Nazwa projektu to określenie nowoczesnej technologii trzeciego oka, czyli miniaturowych kamerek personalnych, które umieszcza się na czole osoby za pomocą opaski. Bilal nie założył jednak kamery na swoje czoło, tylko na tył głowy: zadaniem kamery nie było rejestrowanie tego, co i tak widziały oczy, ale tego, czego w sposób naturalny nie mogło dostrzec ciało. Urządzenie było cały czas podłączone do sieci internetowej i przesyłało zdjęcia wykonywane w minutowych odstępach ( http://www.3rdi.me). W ten sposób Bilal stworzył skrupulatny dziennik przestrzeni, w których spędzał swoje dni.
* * *
Warto też wspomnieć o wyjątkowej wystawie w Narodowej Galerii Sztuki „Zachęta” zatytułowanej „Lepsza ja” i zrealizowanej w 2017 roku. Jej głównym tematem była kultura indywidualizmu, a więc taka, której uczestnicy odczuwają przymus bycia kimś wyjątkowym i podziwianym. Chcemy, żeby nasze ciało i umysł były w ciągłym rozwoju. Chcemy je ulepszać. Potrzebujemy do tego konkretnych narzędzi i przestrzeni. Galeria „Zachęta” postanowiła udostępnić swoją przestrzeń właśnie na takie działania.

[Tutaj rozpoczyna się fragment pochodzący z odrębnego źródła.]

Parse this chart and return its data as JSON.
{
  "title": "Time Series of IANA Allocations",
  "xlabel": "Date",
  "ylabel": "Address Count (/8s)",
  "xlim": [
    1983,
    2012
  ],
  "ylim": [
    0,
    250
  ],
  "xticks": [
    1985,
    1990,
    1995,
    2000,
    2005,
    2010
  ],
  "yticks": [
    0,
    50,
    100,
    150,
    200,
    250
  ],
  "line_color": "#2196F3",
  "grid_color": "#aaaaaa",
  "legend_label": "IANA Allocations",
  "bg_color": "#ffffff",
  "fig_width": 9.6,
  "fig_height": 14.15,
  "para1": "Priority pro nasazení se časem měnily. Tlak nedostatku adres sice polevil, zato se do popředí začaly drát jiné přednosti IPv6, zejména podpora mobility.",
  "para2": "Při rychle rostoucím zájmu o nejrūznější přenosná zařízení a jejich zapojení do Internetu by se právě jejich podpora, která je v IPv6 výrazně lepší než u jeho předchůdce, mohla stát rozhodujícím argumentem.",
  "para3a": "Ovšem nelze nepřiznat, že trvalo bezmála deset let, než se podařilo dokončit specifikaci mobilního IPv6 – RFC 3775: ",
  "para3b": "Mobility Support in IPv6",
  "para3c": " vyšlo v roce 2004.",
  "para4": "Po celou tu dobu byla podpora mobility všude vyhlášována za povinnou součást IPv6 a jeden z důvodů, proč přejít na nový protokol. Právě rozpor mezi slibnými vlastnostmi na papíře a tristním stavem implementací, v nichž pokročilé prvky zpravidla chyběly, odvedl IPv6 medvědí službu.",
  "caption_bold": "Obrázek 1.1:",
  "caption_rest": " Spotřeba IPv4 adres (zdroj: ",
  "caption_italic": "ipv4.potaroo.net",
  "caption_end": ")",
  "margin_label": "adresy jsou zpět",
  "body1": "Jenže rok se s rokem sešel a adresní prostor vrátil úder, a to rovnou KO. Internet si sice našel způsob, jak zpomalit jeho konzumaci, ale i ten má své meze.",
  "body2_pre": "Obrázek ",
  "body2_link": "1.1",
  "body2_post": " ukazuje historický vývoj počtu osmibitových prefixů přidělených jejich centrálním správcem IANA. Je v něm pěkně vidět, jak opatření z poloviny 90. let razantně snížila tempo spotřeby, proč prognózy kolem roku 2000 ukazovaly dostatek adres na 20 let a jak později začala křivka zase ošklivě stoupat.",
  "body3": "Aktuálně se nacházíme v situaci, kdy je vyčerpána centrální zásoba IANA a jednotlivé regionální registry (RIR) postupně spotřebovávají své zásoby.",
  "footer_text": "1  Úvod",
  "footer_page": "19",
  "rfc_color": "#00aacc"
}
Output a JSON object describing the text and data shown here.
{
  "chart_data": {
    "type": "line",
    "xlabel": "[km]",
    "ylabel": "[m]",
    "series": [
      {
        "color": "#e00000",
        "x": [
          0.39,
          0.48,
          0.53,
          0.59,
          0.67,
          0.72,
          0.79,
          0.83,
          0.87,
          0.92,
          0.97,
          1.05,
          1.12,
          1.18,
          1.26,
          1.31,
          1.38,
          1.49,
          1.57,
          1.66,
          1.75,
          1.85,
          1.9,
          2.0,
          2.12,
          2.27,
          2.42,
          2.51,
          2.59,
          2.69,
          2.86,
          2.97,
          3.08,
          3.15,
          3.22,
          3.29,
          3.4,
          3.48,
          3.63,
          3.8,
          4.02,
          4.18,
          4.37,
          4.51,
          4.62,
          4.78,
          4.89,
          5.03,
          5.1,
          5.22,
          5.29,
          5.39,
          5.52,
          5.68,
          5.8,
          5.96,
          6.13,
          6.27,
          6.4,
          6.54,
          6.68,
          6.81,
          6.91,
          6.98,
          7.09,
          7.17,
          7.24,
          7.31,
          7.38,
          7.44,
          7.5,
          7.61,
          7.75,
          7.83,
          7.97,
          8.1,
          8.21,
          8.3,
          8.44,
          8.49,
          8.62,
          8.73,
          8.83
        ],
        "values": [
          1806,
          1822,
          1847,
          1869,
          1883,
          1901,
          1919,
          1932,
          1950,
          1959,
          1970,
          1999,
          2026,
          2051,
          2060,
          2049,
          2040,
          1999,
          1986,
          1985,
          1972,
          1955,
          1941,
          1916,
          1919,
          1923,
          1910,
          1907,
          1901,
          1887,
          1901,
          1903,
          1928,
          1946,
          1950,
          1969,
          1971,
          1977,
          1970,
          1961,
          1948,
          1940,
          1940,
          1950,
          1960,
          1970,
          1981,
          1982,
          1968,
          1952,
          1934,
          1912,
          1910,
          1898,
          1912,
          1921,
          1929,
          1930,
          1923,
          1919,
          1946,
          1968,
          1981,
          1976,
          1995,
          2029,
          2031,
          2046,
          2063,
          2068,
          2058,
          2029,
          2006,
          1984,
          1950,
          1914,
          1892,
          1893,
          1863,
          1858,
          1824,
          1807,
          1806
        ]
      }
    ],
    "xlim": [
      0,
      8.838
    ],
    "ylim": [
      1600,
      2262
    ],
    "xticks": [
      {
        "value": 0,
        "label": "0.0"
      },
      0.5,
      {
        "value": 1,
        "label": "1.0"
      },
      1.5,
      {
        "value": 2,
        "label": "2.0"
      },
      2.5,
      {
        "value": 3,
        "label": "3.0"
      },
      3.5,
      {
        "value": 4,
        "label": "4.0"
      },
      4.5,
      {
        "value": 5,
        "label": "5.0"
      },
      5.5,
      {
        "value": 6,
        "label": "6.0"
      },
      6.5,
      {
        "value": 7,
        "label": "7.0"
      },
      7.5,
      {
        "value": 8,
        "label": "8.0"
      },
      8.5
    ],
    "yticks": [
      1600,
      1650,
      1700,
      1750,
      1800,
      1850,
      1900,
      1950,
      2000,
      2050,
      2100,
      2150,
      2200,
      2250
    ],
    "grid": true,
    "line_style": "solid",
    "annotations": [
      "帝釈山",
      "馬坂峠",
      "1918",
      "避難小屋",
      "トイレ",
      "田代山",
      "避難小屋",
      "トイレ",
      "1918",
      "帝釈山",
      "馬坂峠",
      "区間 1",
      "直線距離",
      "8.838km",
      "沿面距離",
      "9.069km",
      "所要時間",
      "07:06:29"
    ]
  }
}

Osoby odwiedzające wystawę nie przychodziły tam po to, by podziwiać obrazy lub obiekty, ale po to, by aktywnie uczestniczyć w działaniach proponowanych przez artystki i artystów. Galeria stała się siłownią, gabinetem terapeutycznym, salą do jogi itd. W trakcie trwania wystawy można było uzyskać porady dietetyczne, wspólnie poćwiczyć, potańczyć lub wziąć udział w sesji hipnozy. W przestrzeni galerii nie znajdowały się żadne trwałe dzieła sztuki (obrazy, rzeźby, obiekty czy instalacje). Właśnie dlatego wystawę „Lepsza ja” można nazwać performatywną, czyli taką, która stwarza się dopiero w spotkaniu z odbiorcą i jego aktywnością.
[1] K. Siatka, Przyczynek do krytycznej autobiografii, [w:] „Kinga Araya: Walking with Kinga”, red. K. Siatka, tłum. A. Lebensztejn, A. MacBride, Galeria Sztuki Współczesnej „Bunkier Sztuki”, Kraków 2012, s. 20.
[2] R. Kluszczyński, Wielokierunkowy czas albo świat jako archipelag, [w:] „Kinga Araya: Walking with Kinga”, op. cit., s. 34.